Read about the goal of a “uniquely Colorado College bookstore,” the committee’s process and its recommendation here. Follett’s support-services agreement is scheduled to continue until late January.

CC receives $2.3 million for unrestricted financial aid

Colorado College has received more than $2.3 million from the James W. Austin Charitable Remainder Unitrust, which will go toward a scholarship fund providing unrestricted financial aid. The donation is the single largest life income gift in the history of Colorado College.
The funds will establish the James W. and Esther Austin Scholarship Fund, in memory of Austin and his wife. James W. Austin graduated in 1929 from Colorado College with a degree in geology.
The gift to fund the Unitrust was originally made in 1993. Austin received monthly payments from his Unitrust until his death in 1997; payments then went to beneficiaries, the last of whom died in August 2009. The remaining principal and interest of the Unitrust will now go to Colorado College to establish the scholarship fund.
Austin was an alumni trustee at Colorado College from 1958-60. He was awarded CC’s Louis Benezet Award in 1991 for outstanding professional achievements.

Two CC students take top prize at microbiology meeting

Nguyen Nguyen and Nicole Laniohan in front of their prize-winning poster.
Nguyen Nguyen and Nicole Laniohan in front of their prize-winning poster.

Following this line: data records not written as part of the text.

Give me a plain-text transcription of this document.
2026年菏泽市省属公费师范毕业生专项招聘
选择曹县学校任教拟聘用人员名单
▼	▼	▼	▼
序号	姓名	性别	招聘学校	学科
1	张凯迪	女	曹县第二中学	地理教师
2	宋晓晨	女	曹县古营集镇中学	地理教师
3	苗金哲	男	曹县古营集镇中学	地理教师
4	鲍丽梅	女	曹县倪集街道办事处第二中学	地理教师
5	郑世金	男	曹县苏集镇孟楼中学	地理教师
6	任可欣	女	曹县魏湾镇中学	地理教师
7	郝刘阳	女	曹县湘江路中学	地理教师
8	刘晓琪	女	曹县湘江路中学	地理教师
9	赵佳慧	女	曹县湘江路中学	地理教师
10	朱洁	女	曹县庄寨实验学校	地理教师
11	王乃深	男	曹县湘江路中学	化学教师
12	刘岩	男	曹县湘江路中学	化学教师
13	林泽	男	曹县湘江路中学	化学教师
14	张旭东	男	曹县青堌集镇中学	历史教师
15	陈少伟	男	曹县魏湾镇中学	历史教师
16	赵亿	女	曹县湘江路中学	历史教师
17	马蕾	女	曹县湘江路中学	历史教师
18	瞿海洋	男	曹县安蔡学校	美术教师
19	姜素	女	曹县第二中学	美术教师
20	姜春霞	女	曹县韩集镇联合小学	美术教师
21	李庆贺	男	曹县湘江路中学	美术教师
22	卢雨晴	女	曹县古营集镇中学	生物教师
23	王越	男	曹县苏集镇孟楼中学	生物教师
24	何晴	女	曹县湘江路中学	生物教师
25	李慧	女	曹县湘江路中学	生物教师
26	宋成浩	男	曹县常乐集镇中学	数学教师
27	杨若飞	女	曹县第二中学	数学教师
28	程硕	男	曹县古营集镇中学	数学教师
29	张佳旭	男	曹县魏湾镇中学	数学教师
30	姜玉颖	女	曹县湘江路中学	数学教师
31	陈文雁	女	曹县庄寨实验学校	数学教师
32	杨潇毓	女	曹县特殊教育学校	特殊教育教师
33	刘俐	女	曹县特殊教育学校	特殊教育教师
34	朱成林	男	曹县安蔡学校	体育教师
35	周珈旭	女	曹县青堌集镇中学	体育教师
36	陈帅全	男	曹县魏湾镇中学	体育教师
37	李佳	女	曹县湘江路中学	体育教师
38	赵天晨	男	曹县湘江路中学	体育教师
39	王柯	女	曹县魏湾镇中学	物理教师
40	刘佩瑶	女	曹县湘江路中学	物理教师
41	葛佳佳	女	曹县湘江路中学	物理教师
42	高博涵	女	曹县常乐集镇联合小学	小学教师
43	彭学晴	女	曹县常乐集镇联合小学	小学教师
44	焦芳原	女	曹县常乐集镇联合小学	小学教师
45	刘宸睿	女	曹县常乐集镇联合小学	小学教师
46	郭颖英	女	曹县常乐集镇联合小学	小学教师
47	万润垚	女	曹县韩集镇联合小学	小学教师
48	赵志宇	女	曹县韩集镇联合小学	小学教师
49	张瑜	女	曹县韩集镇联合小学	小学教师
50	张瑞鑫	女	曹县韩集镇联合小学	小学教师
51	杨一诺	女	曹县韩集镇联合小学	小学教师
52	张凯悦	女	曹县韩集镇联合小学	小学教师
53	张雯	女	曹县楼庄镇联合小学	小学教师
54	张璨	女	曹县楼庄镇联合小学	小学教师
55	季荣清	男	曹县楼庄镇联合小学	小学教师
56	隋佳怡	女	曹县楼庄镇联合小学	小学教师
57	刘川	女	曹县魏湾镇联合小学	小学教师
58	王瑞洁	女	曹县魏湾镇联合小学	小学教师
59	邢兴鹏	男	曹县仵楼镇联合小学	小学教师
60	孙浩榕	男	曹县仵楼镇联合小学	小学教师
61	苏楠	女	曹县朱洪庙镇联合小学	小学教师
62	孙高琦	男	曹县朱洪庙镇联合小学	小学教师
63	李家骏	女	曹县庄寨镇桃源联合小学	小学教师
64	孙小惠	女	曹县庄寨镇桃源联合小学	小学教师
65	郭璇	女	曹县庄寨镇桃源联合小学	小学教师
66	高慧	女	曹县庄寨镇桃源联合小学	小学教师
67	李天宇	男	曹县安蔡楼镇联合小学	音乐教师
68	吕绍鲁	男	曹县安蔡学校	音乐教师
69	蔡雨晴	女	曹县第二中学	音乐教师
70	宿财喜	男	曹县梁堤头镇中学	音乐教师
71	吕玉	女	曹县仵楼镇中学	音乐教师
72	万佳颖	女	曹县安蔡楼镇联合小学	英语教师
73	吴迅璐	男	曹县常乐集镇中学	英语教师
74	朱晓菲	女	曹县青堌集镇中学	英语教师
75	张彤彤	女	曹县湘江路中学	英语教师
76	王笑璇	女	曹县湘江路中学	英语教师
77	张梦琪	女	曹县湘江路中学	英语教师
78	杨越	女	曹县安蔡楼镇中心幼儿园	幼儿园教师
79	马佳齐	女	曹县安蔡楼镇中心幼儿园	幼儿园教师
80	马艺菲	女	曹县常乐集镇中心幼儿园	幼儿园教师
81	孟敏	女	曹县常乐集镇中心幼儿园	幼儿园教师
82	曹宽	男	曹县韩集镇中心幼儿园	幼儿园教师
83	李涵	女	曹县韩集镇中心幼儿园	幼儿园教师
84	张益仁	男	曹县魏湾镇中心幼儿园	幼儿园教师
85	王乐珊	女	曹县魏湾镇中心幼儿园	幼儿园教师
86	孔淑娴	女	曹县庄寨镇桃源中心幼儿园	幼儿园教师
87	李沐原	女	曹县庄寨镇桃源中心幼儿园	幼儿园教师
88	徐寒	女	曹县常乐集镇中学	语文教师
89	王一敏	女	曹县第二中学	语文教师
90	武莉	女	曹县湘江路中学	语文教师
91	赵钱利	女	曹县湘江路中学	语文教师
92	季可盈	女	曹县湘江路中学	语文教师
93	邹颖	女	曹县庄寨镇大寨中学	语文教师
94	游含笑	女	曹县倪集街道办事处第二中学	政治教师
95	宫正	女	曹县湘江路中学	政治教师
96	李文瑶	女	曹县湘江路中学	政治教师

Colorado College students Nicole Laniohan ’09 and Nguyen Nguyen ’11 took first prize for the best undergraduate poster presentation at the Rocky Mountain Branch meeting of the American Society for Microbiology. Laniohan and Nguyen, who worked with CC Associate Biology Professor Phoebe Lostroh, presented a poster on “Effects of Oxidative and Nitrosative Damaging Agents on Vibrio fischeri” in Denver in late November.
Vibrio fischeri are facultative light organ symbionts for specific squids and fishes.  Strains isolated from one host species show adaptation to that host. In future experiments, Lostroh and the students plan to identify genes needed to detoxify various agents in a particular strain.